As a neutral polysaccharide, TG’s abundant hydroxyl functional groups can form a dense hydrogen bond network with the polar residues on the protein surface [58]. This interaction not only enhances the rigidity of the protein structure but also maintains the moderately extended conformation of the protein through steric repulsion effects. Additionally, the hydration protective layer formed by the polysaccharide chains on the protein surface can reduce the disturbance of water molecules to the protein structure, further improving the stability of the system [59]. Research results confirm that the introduction of tamarind gum can effectively improve the structural stability of plant-based meat proteins through multiple molecular mechanisms, providing a theoretical basis and technical path for the development of high-quality plant-based foods.

4. Conclusions

This study successfully achieved its aim of developing a synergistic strategy to enhance the freeze–thaw stability of soy protein isolate (SPI)-based products by constructing a robust dual-network structure using glucose oxidase (GO) and tamarind gum (TG). The findings unequivocally demonstrate that the combination of GO and TG most effectively counteracted the detrimental effects of repeated freeze–thaw cycles, which include protein oxidation, aggregation, structural denaturation, and undesirable water migration. This synergistic action resulted in the optimal preservation of the product’s macroscopic quality, maintaining superior water-holding capacity, desirable texture, and minimal color changes compared to all other treatments. The underlying mechanism for this enhanced stability is attributed to the complementary roles of the two additives: GO strengthens the protein network internally through the enzymatic promotion of covalent disulfide bonds, while TG provides external physical stabilization via steric hindrance and enhanced water-binding capacity, collectively forming a more resilient and integrated matrix that can withstand freeze–thaw stresses.
To further strengthen these findings and advance their application, future research should validate this strategy in more complex and realistic food formulations containing lipids, flavors, and other ingredients and investigate the corresponding sensory properties to ensure consumer acceptance. From a commercial perspective, the use of GO and TG presents a highly promising natural and effective approach for improving the quality and shelf-life of plant-based meats. Given that both ingredients are commercially available and generally recognized as safe, their implementation is feasible. While a detailed cost–benefit analysis in an industrial context is warranted, the significant potential for reducing quality losses during frozen storage and distribution offers a compelling economic incentive, making this synergistic combination an attractive solution for manufacturers seeking to enhance the marketability and consumer satisfaction of their plant-based offerings.

Author Contributions

J.L., supervision, project administration, resources, funding acquisition.
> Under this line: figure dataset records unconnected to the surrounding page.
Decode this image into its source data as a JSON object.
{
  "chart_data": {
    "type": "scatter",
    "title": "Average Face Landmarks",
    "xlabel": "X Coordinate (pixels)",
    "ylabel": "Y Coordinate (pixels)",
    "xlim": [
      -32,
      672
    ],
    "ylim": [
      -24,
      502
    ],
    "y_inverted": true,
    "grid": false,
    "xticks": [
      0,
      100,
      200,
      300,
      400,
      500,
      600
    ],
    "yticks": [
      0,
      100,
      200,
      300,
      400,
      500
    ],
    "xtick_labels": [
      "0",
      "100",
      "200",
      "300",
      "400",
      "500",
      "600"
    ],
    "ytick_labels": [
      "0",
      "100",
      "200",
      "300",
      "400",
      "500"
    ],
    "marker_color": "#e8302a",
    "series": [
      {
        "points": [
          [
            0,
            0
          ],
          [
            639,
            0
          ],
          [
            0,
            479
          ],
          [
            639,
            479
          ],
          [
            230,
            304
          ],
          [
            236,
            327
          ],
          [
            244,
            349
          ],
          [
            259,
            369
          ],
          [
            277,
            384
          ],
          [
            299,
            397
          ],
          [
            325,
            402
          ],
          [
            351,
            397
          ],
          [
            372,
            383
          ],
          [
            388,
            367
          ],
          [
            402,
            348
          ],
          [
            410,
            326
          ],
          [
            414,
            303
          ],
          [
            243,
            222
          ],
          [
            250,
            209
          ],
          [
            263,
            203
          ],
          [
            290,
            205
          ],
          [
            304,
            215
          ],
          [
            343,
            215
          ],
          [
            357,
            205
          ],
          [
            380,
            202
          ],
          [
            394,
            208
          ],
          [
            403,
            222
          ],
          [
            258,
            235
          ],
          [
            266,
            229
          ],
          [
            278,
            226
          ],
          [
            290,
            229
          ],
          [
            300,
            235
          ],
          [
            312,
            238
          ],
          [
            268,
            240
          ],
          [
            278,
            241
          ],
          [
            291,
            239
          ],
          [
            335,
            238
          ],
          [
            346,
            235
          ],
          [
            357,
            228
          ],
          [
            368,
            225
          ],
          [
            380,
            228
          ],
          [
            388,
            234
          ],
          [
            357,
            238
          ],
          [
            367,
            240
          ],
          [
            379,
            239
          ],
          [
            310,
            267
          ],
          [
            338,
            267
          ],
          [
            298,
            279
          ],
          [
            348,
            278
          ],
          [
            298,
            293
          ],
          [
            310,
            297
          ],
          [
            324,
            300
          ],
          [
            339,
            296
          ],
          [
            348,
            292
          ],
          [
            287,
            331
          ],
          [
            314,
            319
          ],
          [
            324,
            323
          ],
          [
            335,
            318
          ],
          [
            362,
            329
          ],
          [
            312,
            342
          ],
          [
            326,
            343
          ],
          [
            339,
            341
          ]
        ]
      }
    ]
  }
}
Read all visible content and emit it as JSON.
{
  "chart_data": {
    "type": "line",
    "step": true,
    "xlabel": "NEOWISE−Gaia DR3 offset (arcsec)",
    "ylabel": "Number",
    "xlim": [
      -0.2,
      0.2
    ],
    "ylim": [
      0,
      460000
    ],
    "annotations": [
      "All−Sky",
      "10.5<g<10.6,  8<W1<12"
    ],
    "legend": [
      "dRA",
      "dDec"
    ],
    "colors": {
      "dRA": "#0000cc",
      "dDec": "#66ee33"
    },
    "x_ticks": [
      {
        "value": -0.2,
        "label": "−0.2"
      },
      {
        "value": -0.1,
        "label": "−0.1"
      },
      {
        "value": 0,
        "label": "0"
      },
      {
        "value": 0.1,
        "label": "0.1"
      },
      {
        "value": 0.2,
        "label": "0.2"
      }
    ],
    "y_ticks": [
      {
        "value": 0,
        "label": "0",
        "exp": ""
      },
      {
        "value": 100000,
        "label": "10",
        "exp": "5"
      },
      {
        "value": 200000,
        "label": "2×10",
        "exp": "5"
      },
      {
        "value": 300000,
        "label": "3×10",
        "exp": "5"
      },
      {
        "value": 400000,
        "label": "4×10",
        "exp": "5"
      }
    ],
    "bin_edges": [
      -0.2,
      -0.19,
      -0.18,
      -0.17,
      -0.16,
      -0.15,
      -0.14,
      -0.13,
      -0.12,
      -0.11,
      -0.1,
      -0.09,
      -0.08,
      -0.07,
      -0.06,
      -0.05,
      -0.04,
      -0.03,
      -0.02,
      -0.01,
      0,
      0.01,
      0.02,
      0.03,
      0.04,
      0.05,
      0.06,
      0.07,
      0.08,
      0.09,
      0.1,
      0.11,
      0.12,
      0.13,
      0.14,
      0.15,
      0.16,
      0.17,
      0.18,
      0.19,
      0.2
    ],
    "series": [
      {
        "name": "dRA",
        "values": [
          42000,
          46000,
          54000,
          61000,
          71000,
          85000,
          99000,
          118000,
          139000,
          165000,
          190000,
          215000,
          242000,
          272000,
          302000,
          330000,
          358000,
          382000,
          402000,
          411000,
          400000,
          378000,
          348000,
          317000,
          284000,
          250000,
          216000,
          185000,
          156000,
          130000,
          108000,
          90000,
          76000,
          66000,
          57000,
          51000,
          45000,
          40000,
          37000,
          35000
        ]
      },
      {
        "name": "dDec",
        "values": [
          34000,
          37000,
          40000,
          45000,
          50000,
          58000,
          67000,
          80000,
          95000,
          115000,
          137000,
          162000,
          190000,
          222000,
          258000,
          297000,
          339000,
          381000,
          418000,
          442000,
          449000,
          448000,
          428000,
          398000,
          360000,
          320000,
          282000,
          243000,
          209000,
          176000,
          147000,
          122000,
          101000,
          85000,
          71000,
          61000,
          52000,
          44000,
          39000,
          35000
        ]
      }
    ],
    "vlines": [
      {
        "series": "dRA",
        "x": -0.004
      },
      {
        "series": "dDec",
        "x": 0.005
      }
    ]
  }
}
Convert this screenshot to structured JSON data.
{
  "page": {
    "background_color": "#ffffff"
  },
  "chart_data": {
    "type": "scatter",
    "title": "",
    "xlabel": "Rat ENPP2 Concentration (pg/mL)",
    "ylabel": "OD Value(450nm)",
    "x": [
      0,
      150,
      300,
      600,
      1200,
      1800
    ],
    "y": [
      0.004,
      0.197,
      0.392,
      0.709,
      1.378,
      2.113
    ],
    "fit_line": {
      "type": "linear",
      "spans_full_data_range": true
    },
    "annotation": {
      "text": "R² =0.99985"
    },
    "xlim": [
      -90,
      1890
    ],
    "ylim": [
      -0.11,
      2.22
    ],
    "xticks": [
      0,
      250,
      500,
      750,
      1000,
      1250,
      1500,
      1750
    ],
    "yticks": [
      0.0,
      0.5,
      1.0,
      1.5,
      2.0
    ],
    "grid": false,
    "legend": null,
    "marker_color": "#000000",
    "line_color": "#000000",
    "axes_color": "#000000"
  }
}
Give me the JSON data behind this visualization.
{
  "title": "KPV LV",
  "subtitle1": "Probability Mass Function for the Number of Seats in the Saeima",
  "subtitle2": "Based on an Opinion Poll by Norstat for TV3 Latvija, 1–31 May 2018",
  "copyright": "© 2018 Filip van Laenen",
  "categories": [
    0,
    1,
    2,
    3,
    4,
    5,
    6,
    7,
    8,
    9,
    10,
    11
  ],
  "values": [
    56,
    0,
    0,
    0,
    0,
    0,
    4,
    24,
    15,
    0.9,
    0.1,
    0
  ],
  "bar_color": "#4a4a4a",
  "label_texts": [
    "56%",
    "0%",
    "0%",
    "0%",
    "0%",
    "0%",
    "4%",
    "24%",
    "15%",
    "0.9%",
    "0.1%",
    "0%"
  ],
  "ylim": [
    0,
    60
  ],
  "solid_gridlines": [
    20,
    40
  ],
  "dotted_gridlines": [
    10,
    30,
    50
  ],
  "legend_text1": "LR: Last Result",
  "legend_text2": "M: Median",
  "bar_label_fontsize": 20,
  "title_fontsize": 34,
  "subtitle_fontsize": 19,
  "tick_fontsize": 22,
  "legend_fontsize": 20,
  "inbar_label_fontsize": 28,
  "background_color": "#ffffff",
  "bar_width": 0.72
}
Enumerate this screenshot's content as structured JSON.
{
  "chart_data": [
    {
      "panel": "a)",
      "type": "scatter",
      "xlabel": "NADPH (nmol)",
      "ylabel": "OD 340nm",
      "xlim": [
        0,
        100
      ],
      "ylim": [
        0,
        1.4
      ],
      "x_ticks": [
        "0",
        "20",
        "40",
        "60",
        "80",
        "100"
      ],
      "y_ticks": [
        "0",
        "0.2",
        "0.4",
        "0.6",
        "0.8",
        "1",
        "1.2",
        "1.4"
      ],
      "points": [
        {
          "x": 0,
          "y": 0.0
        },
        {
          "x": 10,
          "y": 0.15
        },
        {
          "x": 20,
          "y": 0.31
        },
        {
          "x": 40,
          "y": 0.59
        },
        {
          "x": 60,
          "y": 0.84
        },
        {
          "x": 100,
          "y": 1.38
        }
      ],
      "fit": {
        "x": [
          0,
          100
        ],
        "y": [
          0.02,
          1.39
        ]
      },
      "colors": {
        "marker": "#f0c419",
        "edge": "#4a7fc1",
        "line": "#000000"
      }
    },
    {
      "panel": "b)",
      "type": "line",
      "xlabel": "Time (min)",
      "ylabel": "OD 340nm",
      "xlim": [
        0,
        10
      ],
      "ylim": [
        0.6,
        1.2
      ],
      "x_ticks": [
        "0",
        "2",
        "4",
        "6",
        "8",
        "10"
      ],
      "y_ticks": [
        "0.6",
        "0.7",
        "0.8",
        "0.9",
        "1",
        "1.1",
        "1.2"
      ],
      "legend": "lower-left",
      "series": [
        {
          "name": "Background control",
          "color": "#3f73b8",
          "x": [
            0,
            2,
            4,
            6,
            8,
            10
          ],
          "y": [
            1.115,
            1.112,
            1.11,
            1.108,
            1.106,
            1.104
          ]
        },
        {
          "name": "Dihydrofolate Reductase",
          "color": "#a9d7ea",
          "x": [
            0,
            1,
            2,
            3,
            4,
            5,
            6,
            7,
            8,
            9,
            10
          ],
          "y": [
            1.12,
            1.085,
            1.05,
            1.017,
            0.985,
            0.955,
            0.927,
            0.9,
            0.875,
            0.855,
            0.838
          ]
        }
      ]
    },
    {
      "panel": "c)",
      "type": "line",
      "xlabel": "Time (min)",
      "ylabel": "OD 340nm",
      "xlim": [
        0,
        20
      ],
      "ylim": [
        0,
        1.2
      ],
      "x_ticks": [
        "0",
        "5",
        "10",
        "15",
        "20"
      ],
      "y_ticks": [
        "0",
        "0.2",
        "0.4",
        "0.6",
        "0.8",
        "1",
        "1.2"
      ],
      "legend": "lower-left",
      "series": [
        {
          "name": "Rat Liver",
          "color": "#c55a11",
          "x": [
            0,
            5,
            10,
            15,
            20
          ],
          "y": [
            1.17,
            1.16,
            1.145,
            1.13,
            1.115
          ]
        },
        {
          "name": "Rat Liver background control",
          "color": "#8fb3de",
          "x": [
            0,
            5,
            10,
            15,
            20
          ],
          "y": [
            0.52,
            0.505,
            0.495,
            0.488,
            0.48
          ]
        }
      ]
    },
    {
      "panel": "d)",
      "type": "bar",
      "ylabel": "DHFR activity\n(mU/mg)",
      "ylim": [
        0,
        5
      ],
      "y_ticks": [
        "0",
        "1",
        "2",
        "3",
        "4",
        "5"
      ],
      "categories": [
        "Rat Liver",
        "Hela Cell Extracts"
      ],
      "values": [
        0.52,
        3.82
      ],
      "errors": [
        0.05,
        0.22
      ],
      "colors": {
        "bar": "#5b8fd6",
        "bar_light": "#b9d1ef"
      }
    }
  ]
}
X.W., methodology, formal analysis, investigation, writing—original draft. X.Z., conceptualization, validation, data curation, writing. All authors have read and agreed to the published version of the manuscript.

Funding

This research was supported the Youth Talent Support Project of China Association for Science and Technology (No. YESS20240710), the Natural Science Foundation Project of Beijing (No: 6254027) as well as the Key Research and Development Programs (competitive innovative platform) of Shandong Province (No: 2024CXPT023-2).

Institutional Review Board Statement

Not applicable.

Informed Consent Statement

Not applicable.

Data Availability Statement

The original contributions presented in this study are included in the article. Further inquiries can be directed to the corresponding author.

Conflicts of Interest

The authors declare that they have no known competing financial interests or personal relationships that could have appeared to influence the work reported in this paper.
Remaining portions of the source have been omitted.